Costner takes another swing at mixing baseball and romance. 

He Got Game

OK, no need for the film critic umpire to call me for balking. I'll come right out with it: No, "For Love of the Game" is not as wonderful as "Bull Durham."

It is, however, an entertaining all-American tale about the game of baseball and the game of love. While it's not Costner's personal best, "For Love of the Game" scores a modest comeback for him.

This fitfully uneven sports romance has enough heart and enough hardball to keep both genders watching — although baseball fans will find much more to love than starry-eyed romantics. The explanation for that comes from the movie's director, Sam Raimi. As big a fan of baseball as Costner, Raimi gets the camera into the game like no one else has ever done. Many times it is to the detriment of the love story.

While some romantics may pout, lovers of the sport will be giddy with Raimi's muscular approach to visualizing the game. I was awed watching Raimi capture the speed, sound, arc and intensity of powerhouse pitches. Fastballs, curveballs, Raimi makes you feel them from the pitcher's wind up to that satisfying thwack! when it slams into a bat or the catcher's mitt. Fans of Raimi from his "Evil Dead" days may be taken aback by his ramrod-straight storytelling. But they won't be disappointed.

Nor will the legion of Costner fans. As aging pitcher Billy Chapel, Costner once again has found a character that seems to mirror his personal mix as both a romantic lead and a jock. The picture starts off with a sentimental title sequence showing us a montage of home movies and graphics of Michigan Little Leaguer Billy Chapel growing up and making it to "The Show" as a Detroit Tiger. (Those scenes of Billy playing catch with his dad are really little Kevin with his father.)

But when we meet Chapel, something's missing — from his game and from his life. The Tigers are in last place and for some reason, team manager Frank Perry (J.K. Simmons) has decided to pitch Chapel against the New York Yankees in Yankee Stadium. Chapel's preferred catcher, Gus Sinski (John C. Reilly), is dead-set against it. But that's only the half of it. In a series of contrived and unconvincing plot moves, Chapel is stood up by his fashion-mag girlfriend Jane (Kelly Preston) and is told the team's been sold to a corporate group whose first official act will be trading him to San Francisco. When he finds Jane in Central Park, he learns she's moving to London for a new job. Reeling from his earlier news, she tells him their parting shouldn't trouble him. After all, he needs the game more than he needs her.
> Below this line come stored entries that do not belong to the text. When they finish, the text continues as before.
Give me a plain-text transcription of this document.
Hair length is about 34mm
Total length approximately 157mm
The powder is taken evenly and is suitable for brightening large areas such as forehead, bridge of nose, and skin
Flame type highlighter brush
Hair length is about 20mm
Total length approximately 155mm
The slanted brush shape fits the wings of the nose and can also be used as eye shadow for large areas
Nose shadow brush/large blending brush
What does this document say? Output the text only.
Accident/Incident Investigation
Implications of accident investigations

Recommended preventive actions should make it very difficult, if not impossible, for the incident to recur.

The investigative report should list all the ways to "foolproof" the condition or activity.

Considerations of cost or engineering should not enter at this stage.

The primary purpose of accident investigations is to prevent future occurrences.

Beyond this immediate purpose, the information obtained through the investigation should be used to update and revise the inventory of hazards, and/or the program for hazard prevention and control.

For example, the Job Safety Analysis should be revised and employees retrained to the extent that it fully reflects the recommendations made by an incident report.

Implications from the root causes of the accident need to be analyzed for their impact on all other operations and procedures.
The mood of the film turns somber and thoughtful when Chapel takes the mound in that momentous game. He knows this may be the last game of his career and he does a mental rewind of the key moments from the last five years. Although Raimi and Costner show a fondness for Billy's and Jane's romance, it's not their main interest. And frankly, Preston is no Susan Sarandon. The chemistry between the stars is workmanlike — just enough to keep the plotline going.
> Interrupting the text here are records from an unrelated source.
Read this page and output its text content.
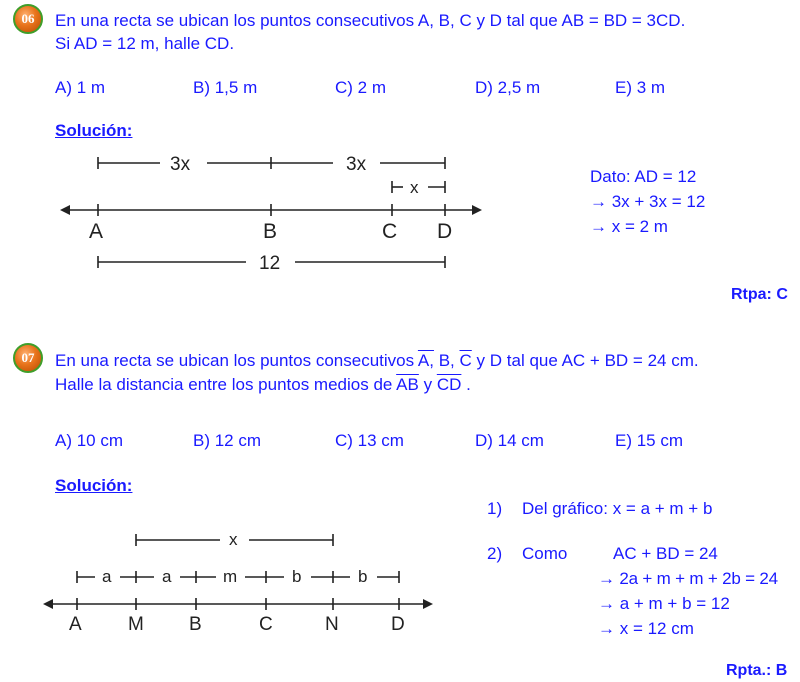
06	En una recta se ubican los puntos consecutivos A, B, C y D tal que AB = BD = 3CD.
Si AD = 12 m, halle CD.
A) 1 m	B) 1,5 m	C) 2 m	D) 2,5 m	E) 3 m
Solución:
3x	3x
x
A	B	C D
12
Dato: AD = 12
→ 3x + 3x = 12
→ x = 2 m
Rtpa: C
07	En una recta se ubican los puntos consecutivos A, B, $\overline{C}$ y D tal que AC + BD = 24 cm.
Halle la distancia entre los puntos medios de $\overline{AB}$ y $\overline{CD}$ .
A) 10 cm	B) 12 cm	C) 13 cm	D) 14 cm	E) 15 cm
Solución:
x
a	a	m	b	b
A M B	C	N	D
1) Del gráfico: x = a + m + b
2) Como	AC + BD = 24
→ 2a + m + m + 2b = 24
→ a + m + b = 12
→ x = 12 cm
Rpta.: B
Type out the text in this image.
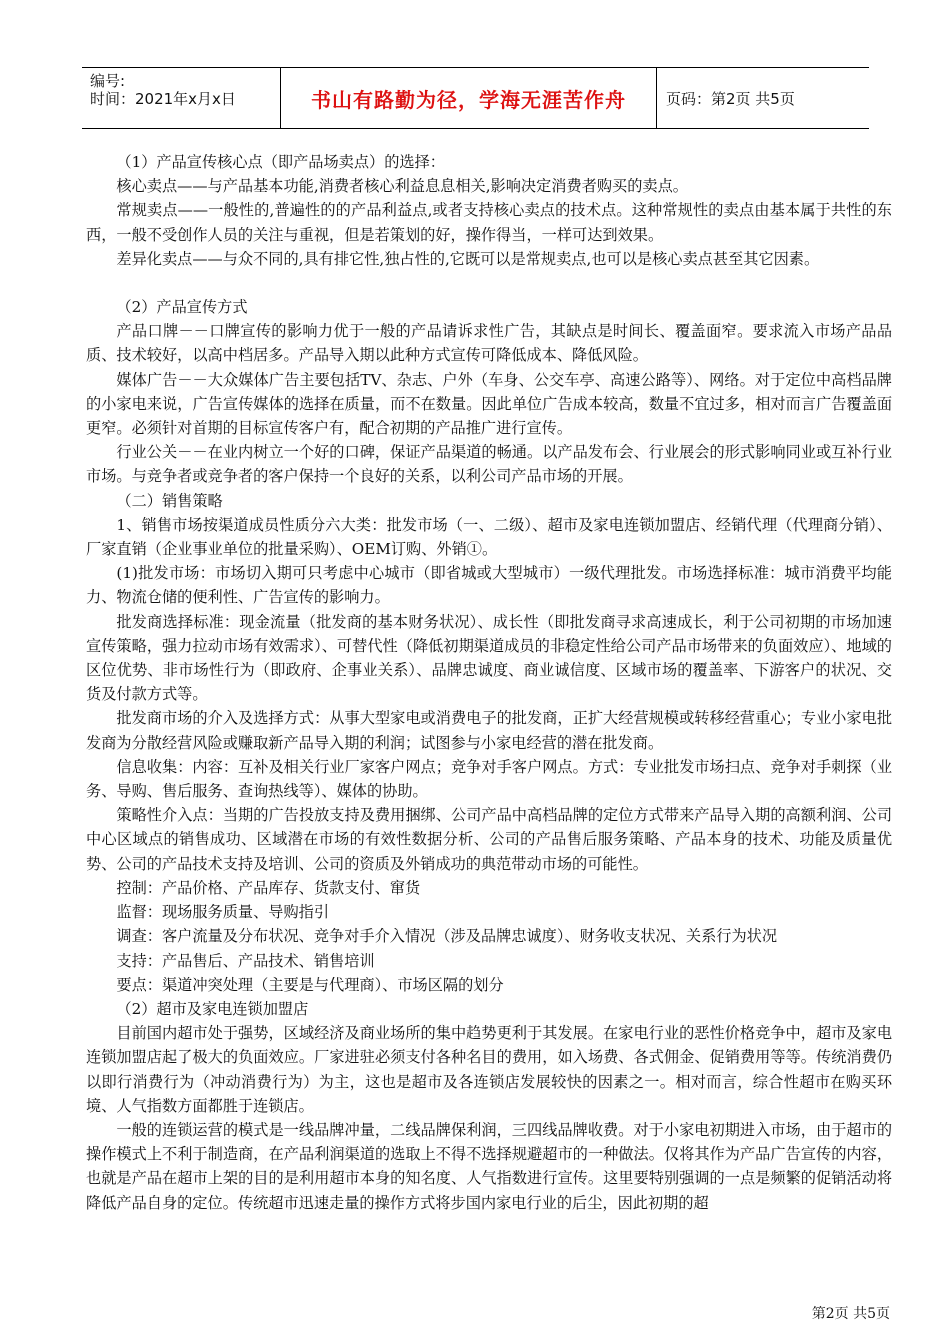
编号:
时间：2021年x月x日	书山有路勤为径，学海无涯苦作舟	页码：第2页 共5页

（1）产品宣传核心点（即产品场卖点）的选择：

核心卖点——与产品基本功能,消费者核心利益息息相关,影响决定消费者购买的卖点。

常规卖点——一般性的,普遍性的的产品利益点,或者支持核心卖点的技术点。这种常规性的卖点由基本属于共性的东西，一般不受创作人员的关注与重视，但是若策划的好，操作得当，一样可达到效果。

差异化卖点——与众不同的,具有排它性,独占性的,它既可以是常规卖点,也可以是核心卖点甚至其它因素。

（2）产品宣传方式

产品口牌－－口牌宣传的影响力优于一般的产品请诉求性广告，其缺点是时间长、覆盖面窄。要求流入市场产品品质、技术较好，以高中档居多。产品导入期以此种方式宣传可降低成本、降低风险。

媒体广告－－大众媒体广告主要包括TV、杂志、户外（车身、公交车亭、高速公路等）、网络。对于定位中高档品牌的小家电来说，广告宣传媒体的选择在质量，而不在数量。因此单位广告成本较高，数量不宜过多，相对而言广告覆盖面更窄。必须针对首期的目标宣传客户有，配合初期的产品推广进行宣传。

行业公关－－在业内树立一个好的口碑，保证产品渠道的畅通。以产品发布会、行业展会的形式影响同业或互补行业市场。与竞争者或竞争者的客户保持一个良好的关系，以利公司产品市场的开展。

（二）销售策略

1、销售市场按渠道成员性质分六大类：批发市场（一、二级）、超市及家电连锁加盟店、经销代理（代理商分销）、厂家直销（企业事业单位的批量采购）、OEM订购、外销①。

(1)批发市场：市场切入期可只考虑中心城市（即省城或大型城市）一级代理批发。市场选择标准：城市消费平均能力、物流仓储的便利性、广告宣传的影响力。

批发商选择标准：现金流量（批发商的基本财务状况）、成长性（即批发商寻求高速成长，利于公司初期的市场加速宣传策略，强力拉动市场有效需求）、可替代性（降低初期渠道成员的非稳定性给公司产品市场带来的负面效应）、地域的区位优势、非市场性行为（即政府、企事业关系）、品牌忠诚度、商业诚信度、区域市场的覆盖率、下游客户的状况、交货及付款方式等。

批发商市场的介入及选择方式：从事大型家电或消费电子的批发商，正扩大经营规模或转移经营重心；专业小家电批发商为分散经营风险或赚取新产品导入期的利润；试图参与小家电经营的潜在批发商。

信息收集：内容：互补及相关行业厂家客户网点；竞争对手客户网点。方式：专业批发市场扫点、竞争对手刺探（业务、导购、售后服务、查询热线等）、媒体的协助。

策略性介入点：当期的广告投放支持及费用捆绑、公司产品中高档品牌的定位方式带来产品导入期的高额利润、公司中心区域点的销售成功、区域潜在市场的有效性数据分析、公司的产品售后服务策略、产品本身的技术、功能及质量优势、公司的产品技术支持及培训、公司的资质及外销成功的典范带动市场的可能性。

控制：产品价格、产品库存、货款支付、窜货

监督：现场服务质量、导购指引

调查：客户流量及分布状况、竞争对手介入情况（涉及品牌忠诚度）、财务收支状况、关系行为状况

支持：产品售后、产品技术、销售培训

要点：渠道冲突处理（主要是与代理商）、市场区隔的划分

（2）超市及家电连锁加盟店

目前国内超市处于强势，区域经济及商业场所的集中趋势更利于其发展。在家电行业的恶性价格竞争中，超市及家电连锁加盟店起了极大的负面效应。厂家进驻必须支付各种名目的费用，如入场费、各式佣金、促销费用等等。传统消费仍以即行消费行为（冲动消费行为）为主，这也是超市及各连锁店发展较快的因素之一。相对而言，综合性超市在购买环境、人气指数方面都胜于连锁店。

一般的连锁运营的模式是一线品牌冲量，二线品牌保利润，三四线品牌收费。对于小家电初期进入市场，由于超市的操作模式上不利于制造商，在产品利润渠道的选取上不得不选择规避超市的一种做法。仅将其作为产品广告宣传的内容，也就是产品在超市上架的目的是利用超市本身的知名度、人气指数进行宣传。这里要特别强调的一点是频繁的促销活动将降低产品自身的定位。传统超市迅速走量的操作方式将步国内家电行业的后尘，因此初期的超

第2页 共5页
Those editing the movie's trailer astutely picked the movie's one romantic line to highlight: Billy asking Jane how she likes to be kissed. In a split-second "Bull Durham" fans remember the famous Costner monologue on kissing that left Sarandon — and most of the females in the audience — limp. The effect is not quite the same here.

Ah, would that it were. Then, "For Love of the Game" would really score.